Galloway: Yoga can be beneficial for mind, body


Jackie Norman/Iowa State Daily

Students, faculty and community members gather to do yoga on the lawn in front of the Campanile on Aug 30 as a part of the Live Green! Initiative and its partnership with ISU Recreation Services. 

Noah Galloway

Yoga stretches, tones and strengthens your muscles at the same time. You will leave the workout feeling taller and leaner while others hobble out of the gym. 

You can also do it anywhere, all you need is a yoga mat and a little bit of space. Yoga connects the mind and spirit.  All you need to do is search “Sean Vigue Yoga” and you’ll discover a plethora of options for workouts.

Yoga promotes healthier and stronger bones. It helps you focus and relax your system. Yoga relieves tension in your limbs and it allows you to sleep more deeply. It allows you to make progress in personal flexibility and balance. It protects your spine and perfects your posture. It’s a full body workout that offers many benefits to the human body.

Yoga is important for balance and flexibility, yet there are some benefits that aren’t quite as obvious.

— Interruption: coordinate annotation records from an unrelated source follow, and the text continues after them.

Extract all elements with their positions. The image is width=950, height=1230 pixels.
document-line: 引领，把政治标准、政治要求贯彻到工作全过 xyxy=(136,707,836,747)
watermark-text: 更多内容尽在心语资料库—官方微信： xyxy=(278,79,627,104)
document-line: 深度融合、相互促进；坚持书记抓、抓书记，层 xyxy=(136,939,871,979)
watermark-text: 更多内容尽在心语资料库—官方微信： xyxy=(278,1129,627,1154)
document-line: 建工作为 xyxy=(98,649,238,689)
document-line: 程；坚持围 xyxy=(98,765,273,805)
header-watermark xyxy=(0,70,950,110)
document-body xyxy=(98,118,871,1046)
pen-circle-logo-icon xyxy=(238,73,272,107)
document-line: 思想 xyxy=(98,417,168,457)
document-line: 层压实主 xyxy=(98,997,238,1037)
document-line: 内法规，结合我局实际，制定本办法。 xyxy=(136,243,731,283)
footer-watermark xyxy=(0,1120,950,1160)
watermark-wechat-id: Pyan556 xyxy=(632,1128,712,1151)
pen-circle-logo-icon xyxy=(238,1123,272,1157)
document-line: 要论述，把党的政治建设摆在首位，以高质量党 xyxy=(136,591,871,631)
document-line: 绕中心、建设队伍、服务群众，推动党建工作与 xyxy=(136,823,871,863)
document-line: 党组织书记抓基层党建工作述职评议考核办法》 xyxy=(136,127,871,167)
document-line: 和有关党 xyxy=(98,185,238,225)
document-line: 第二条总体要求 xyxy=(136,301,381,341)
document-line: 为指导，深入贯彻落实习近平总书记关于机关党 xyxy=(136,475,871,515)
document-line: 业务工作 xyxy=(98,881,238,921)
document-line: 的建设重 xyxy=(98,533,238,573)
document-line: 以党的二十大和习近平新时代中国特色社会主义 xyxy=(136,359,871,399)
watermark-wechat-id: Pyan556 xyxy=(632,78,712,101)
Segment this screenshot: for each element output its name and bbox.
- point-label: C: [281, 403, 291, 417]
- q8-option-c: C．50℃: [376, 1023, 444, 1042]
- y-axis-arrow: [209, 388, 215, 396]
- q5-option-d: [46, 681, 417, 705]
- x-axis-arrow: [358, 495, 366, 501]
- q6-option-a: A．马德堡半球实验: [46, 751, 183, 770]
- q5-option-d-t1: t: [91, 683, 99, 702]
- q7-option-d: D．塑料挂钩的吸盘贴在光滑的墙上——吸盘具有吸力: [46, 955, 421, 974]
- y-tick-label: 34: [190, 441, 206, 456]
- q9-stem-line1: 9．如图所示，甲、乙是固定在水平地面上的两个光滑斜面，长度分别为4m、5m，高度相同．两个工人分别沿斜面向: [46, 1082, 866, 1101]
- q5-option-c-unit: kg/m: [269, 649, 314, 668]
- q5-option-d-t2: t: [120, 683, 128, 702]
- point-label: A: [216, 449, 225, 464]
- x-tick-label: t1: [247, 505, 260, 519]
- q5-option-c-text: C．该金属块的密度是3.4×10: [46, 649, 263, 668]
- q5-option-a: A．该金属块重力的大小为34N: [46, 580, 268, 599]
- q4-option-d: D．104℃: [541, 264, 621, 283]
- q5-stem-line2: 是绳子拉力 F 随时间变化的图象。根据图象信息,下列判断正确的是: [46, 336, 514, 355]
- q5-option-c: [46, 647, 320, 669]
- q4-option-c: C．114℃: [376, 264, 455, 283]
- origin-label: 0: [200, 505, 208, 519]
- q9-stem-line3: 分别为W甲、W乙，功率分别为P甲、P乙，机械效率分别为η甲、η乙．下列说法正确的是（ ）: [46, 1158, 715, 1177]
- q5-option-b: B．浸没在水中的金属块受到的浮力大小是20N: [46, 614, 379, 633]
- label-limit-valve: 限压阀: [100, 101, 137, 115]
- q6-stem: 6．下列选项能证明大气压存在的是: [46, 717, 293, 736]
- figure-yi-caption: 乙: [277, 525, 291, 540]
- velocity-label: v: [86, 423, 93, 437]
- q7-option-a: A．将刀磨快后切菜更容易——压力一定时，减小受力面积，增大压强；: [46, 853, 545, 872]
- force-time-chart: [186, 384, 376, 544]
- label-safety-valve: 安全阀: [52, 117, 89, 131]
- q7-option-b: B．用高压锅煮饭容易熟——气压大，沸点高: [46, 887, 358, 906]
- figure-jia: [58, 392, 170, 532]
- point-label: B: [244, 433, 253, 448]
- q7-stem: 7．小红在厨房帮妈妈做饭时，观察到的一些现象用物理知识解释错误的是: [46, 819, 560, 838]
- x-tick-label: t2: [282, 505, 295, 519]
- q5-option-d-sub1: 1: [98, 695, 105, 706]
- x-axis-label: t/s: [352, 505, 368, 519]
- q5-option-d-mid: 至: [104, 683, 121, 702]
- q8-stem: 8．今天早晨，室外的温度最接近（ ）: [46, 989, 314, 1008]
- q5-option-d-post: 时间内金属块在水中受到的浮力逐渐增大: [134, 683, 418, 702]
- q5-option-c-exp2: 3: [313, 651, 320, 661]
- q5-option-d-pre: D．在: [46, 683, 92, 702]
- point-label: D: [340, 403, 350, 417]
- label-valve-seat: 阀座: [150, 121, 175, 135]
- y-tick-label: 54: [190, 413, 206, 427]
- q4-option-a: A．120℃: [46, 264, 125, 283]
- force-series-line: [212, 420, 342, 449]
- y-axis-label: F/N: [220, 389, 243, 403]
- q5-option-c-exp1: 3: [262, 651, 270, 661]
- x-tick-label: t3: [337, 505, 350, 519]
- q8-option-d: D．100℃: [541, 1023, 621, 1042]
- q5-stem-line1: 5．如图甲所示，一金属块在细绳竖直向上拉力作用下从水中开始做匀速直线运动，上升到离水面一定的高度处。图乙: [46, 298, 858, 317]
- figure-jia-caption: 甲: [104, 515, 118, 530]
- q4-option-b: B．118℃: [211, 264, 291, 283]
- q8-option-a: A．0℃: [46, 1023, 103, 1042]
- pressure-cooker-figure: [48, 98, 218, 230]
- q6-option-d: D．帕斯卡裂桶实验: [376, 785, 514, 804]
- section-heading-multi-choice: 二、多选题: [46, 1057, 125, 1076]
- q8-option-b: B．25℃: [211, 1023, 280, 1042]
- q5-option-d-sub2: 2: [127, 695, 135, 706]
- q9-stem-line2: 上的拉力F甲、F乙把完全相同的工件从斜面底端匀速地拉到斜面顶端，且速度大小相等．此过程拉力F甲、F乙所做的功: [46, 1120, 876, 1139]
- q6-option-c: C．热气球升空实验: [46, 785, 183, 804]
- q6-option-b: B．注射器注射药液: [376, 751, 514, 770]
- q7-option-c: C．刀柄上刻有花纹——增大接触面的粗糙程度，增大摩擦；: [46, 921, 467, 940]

Yoga can be the perfect antidote for weight lifters. The Yoga Journal said, “Each time you practice yoga, you take your joints through their full range of motion. This can help prevent degenerative arthritis or mitigate disability by ‘squeezing and soaking’ areas of cartilage that normally aren’t used. Joint cartilage is like a sponge; it receives fresh nutrients only when its fluid is squeezed out and a new supply can be soaked up. Without proper sustenance, neglected areas of cartilage can eventually wear out, exposing the underlying bone like worn-out brake pads.”

Yoga is also great for the mind. According to the American Osteopathic Association (AOA,) “Aside from the physical benefits, one of the best benefits of yoga is how it helps a person manage stress, which is known to have devastating effects on the body and mind. 

“Stress can reveal itself in many ways, including back or neck pain, sleeping problems, headaches, drug abuse and an inability to concentrate,” Dr. Natalie Nevins, a board-certified osteopathic family physician and certified Kundalini Yoga instructor in Hollywood, said in the AOA. “Yoga can be very effective in developing coping skills and reaching a more positive outlook on life.”

Yoga is also excellent for heart health. Health Line states,  “A study followed 113 patients with heart disease, looking at the effects of a lifestyle change that included one year of yoga training combined with dietary modifications and stress management. Participants saw a 23 percent decrease in total cholesterol and a 26 percent reduction in “bad” LDL cholesterol. Additionally, the progression of heart disease stopped in 47 percent percent of patients.”

Yoga gives us so many physical and mental health benefits. I highly encourage college students to partake in this activity because it’s perfect for coping with high stress as we near the end of the semester.